In the sandblasting chamber, metal parts are polished by a propelled stream of sand powered by a specialized machine, creating a perfect surface for coating


Only four weeks after opening his shop, Victor was earning approximately UAH 5,500 per month and saw potential for a six-fold income increase. Most of his clients are owners of automobiles wanting to custom paint their cars and trucks or needing small touch ups, but his business is also near a metal forging shop, from whom he receives a steady stream of orders. Victor’s wife, Vlada*, is actively involved in promoting the business through social media and more traditional forms of advertising. In fact, a few weeks after opening, Victor is busy with many orders and already has thoughts of expanding. “My wife must be doing a great job with what she calls, targeted advertising,” said Victor proudly, emphasizing the duo’s shared success and teamwork. In the near future, Victor would like to hire a few employees and explore other opportunities to improve his business, in turn putting his trafficking experience further behind him.

In the electrostatic chamber powder is applied through a special spray gun, while an electric field makes powder stick onto the metal surface


Even though he went through a harrowing human trafficking experience, Victor is a real-life example of former victims’ resilience and of the importance of providing income generating opportunities within IOM’s reintegration programming.
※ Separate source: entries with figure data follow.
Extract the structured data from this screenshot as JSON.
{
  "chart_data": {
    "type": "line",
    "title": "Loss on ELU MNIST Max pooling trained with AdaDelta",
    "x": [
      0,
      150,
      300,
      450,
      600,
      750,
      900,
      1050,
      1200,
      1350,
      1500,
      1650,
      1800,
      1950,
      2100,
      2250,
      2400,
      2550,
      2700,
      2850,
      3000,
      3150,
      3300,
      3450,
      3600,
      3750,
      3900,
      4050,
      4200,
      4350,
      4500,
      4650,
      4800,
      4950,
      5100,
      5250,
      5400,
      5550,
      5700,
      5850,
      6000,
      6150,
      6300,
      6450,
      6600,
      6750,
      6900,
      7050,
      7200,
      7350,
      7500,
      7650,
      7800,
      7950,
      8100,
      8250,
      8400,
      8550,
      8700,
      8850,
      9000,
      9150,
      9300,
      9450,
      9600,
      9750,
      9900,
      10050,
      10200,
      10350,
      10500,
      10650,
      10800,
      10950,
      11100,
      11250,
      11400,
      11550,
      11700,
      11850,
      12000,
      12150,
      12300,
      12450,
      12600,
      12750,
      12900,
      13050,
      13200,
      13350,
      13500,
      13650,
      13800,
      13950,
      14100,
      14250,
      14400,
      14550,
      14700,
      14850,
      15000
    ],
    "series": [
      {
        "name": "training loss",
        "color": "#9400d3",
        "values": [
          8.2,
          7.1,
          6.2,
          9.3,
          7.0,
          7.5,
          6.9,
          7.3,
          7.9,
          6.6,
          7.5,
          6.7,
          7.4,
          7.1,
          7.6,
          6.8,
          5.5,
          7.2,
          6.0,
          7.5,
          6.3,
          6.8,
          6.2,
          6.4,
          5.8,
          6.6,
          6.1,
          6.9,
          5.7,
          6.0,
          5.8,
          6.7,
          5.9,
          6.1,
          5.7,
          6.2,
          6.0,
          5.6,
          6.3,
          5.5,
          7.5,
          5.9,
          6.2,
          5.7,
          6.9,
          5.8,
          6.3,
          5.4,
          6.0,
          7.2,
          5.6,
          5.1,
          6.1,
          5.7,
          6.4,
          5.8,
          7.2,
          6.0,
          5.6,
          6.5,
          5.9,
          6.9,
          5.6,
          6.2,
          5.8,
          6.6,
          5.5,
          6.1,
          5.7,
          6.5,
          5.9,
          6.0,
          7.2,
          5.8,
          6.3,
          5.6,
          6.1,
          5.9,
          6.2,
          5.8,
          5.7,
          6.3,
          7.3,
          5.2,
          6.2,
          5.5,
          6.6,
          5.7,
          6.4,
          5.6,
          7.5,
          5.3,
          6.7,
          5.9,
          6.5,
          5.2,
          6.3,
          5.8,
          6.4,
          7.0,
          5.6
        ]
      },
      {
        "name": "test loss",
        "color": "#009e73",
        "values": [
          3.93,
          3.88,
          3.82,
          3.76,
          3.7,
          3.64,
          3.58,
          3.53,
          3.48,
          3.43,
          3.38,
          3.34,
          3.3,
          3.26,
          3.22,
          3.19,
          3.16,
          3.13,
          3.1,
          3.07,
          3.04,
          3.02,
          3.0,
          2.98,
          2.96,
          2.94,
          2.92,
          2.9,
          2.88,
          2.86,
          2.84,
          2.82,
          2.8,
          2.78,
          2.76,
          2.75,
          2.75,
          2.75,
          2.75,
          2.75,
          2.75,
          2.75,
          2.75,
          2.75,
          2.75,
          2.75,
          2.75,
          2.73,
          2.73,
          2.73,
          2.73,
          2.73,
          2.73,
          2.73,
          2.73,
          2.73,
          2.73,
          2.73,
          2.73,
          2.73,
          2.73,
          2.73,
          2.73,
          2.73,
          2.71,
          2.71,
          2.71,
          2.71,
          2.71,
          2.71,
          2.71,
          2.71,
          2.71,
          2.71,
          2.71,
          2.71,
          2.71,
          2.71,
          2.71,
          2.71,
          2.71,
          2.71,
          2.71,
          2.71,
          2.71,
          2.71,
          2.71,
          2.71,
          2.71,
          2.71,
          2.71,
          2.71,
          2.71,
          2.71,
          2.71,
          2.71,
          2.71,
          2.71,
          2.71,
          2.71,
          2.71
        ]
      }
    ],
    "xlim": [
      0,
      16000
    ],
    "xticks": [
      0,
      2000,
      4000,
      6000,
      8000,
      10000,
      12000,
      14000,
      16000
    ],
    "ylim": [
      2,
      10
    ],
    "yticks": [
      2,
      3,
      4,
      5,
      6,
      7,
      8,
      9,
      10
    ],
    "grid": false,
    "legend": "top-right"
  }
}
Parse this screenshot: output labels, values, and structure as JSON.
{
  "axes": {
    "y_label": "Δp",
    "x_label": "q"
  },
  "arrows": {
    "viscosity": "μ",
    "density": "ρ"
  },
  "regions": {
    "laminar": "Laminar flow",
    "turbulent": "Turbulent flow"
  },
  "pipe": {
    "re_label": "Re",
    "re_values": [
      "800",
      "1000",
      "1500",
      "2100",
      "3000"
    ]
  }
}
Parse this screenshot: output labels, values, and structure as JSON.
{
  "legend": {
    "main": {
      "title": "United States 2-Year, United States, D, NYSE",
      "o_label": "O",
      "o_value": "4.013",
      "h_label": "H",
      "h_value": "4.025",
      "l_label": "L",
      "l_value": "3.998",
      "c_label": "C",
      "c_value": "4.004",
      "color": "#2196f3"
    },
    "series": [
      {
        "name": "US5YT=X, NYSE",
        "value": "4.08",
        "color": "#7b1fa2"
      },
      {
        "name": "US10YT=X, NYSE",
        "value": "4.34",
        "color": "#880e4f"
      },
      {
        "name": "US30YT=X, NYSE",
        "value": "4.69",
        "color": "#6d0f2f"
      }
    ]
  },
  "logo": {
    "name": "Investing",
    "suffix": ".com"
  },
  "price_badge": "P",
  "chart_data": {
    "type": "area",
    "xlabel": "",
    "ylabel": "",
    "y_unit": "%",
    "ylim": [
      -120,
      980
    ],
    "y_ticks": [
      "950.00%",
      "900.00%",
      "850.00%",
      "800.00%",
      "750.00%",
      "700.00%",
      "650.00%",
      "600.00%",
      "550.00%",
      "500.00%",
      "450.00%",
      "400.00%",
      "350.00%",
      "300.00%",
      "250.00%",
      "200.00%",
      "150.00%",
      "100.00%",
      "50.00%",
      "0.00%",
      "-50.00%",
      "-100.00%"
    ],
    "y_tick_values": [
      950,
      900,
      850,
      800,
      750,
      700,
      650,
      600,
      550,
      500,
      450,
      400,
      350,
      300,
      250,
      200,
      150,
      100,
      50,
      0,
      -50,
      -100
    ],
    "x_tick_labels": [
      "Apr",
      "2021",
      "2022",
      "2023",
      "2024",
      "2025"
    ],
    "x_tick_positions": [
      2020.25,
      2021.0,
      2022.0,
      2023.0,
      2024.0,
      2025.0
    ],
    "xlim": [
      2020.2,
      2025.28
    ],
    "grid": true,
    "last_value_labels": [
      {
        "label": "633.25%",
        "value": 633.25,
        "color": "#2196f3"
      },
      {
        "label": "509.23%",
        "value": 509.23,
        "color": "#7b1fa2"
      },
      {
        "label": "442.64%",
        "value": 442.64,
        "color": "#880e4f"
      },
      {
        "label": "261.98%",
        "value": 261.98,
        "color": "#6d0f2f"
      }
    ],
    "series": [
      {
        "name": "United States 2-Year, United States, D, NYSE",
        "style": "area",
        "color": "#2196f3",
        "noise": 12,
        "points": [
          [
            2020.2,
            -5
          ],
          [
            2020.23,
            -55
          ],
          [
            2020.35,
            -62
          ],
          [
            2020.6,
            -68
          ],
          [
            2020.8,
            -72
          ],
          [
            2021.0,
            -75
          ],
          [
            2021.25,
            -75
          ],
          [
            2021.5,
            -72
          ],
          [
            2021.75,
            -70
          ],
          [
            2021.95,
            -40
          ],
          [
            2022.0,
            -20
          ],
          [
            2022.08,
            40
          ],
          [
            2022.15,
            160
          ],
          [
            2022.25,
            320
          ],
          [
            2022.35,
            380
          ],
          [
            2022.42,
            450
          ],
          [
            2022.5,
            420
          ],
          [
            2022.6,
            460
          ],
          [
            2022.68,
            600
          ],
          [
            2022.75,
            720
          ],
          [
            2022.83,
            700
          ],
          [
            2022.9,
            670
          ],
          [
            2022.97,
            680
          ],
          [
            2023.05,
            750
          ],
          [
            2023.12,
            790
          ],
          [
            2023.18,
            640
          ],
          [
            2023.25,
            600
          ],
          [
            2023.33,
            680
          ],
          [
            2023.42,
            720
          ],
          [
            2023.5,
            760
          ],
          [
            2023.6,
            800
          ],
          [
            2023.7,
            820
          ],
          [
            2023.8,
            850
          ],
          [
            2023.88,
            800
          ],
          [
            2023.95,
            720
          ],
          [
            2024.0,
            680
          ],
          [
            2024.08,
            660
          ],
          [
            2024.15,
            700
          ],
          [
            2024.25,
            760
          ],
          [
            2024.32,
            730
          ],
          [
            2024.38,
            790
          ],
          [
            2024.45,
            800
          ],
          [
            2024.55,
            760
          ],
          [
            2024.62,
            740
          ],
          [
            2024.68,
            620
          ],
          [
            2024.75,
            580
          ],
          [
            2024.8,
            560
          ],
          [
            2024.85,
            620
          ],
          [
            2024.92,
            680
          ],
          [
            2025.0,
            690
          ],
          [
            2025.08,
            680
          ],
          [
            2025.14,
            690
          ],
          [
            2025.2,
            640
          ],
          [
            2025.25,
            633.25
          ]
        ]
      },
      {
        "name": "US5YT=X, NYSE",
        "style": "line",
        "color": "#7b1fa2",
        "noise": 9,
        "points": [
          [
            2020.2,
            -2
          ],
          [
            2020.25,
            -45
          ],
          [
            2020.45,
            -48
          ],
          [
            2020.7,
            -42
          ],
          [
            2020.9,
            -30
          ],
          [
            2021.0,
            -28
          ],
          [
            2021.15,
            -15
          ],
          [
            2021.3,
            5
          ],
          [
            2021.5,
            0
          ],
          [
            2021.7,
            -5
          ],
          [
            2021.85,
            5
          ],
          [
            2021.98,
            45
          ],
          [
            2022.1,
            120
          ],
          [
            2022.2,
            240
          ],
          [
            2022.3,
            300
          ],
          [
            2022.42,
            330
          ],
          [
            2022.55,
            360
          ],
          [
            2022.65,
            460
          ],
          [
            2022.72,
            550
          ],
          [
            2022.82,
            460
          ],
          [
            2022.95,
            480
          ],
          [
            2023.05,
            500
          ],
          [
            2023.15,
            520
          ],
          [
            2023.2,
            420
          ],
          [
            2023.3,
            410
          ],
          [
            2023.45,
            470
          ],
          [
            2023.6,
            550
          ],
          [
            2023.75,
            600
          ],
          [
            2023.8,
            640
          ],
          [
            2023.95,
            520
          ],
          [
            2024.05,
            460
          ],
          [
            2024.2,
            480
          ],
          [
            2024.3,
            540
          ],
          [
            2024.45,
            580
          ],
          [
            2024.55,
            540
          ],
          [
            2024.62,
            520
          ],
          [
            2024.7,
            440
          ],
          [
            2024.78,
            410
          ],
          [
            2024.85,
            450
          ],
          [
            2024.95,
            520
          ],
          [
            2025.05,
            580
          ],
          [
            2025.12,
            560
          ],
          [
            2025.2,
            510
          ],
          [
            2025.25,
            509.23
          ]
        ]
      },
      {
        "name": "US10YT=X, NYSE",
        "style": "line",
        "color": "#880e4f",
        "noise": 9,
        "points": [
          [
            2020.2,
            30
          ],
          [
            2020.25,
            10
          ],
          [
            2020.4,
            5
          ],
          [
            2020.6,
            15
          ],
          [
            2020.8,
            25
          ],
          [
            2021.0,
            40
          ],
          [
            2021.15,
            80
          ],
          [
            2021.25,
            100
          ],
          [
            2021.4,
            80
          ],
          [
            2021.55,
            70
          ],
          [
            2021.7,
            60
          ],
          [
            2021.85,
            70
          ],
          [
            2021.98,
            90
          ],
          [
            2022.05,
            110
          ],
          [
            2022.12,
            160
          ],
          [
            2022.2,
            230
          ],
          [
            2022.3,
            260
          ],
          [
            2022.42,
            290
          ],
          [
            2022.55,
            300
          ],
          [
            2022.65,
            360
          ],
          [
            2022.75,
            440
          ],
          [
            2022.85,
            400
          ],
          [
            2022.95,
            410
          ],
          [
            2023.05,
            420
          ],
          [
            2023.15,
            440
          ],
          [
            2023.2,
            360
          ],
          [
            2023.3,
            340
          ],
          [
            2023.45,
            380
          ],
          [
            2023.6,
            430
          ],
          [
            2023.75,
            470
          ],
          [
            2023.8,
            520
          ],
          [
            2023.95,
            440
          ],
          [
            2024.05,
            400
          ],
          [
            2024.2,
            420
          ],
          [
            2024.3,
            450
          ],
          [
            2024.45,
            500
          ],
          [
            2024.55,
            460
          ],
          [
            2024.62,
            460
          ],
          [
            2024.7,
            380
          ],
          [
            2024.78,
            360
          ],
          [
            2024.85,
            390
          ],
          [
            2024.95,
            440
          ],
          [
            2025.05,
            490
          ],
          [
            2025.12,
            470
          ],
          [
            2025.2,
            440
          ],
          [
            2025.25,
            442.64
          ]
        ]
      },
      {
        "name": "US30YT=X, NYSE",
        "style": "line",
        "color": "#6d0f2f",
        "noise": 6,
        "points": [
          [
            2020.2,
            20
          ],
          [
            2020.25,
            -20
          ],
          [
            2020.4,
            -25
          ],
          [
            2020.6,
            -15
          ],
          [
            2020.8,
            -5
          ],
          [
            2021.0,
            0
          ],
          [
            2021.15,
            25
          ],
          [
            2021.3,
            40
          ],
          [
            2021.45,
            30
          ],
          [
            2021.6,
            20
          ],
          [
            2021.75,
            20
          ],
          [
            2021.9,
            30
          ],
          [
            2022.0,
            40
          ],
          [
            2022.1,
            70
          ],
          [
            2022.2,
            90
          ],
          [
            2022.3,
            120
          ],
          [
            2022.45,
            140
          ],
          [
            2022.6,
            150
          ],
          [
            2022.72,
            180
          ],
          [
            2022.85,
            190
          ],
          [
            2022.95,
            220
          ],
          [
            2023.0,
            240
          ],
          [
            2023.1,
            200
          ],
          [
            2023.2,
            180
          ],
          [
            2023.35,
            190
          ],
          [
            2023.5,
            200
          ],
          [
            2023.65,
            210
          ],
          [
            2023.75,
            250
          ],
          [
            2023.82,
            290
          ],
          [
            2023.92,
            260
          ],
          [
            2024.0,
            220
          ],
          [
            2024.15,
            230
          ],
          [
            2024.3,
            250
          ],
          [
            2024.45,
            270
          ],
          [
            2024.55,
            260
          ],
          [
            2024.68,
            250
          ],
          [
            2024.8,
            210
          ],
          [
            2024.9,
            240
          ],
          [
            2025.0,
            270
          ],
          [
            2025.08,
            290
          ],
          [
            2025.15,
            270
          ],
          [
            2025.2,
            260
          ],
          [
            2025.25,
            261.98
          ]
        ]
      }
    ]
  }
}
The third and final stage is a heating chamber. The coating is finalized when powder is applied onto the metal surface and subjected to 200 degrees Celsius and once cooled creates a rock solid skin around the object


From January-June 2017, the International Organization for Migration (IOM), Mission in Ukraine identified and assisted 639 victims of trafficking who suffered from forced labour and sexual exploitation in 23 different countries, including Ukraine. This represents an increase of 30% compared to the victims identified in January-June 2016. IOM Ukraine has provided holistic reintegration assistance to almost 14,000 victims of trafficking since 2000 including legal aid, medical care, psychological counseling, family support, vocational training and additional assistance based on individual needs, which provides for sustainable recovery.  Almost 900 former victims have benefited from IOM’s Economic Empowerment Programme, creating hundreds of new jobs and contributing tens of thousands of hryvnias in local taxes.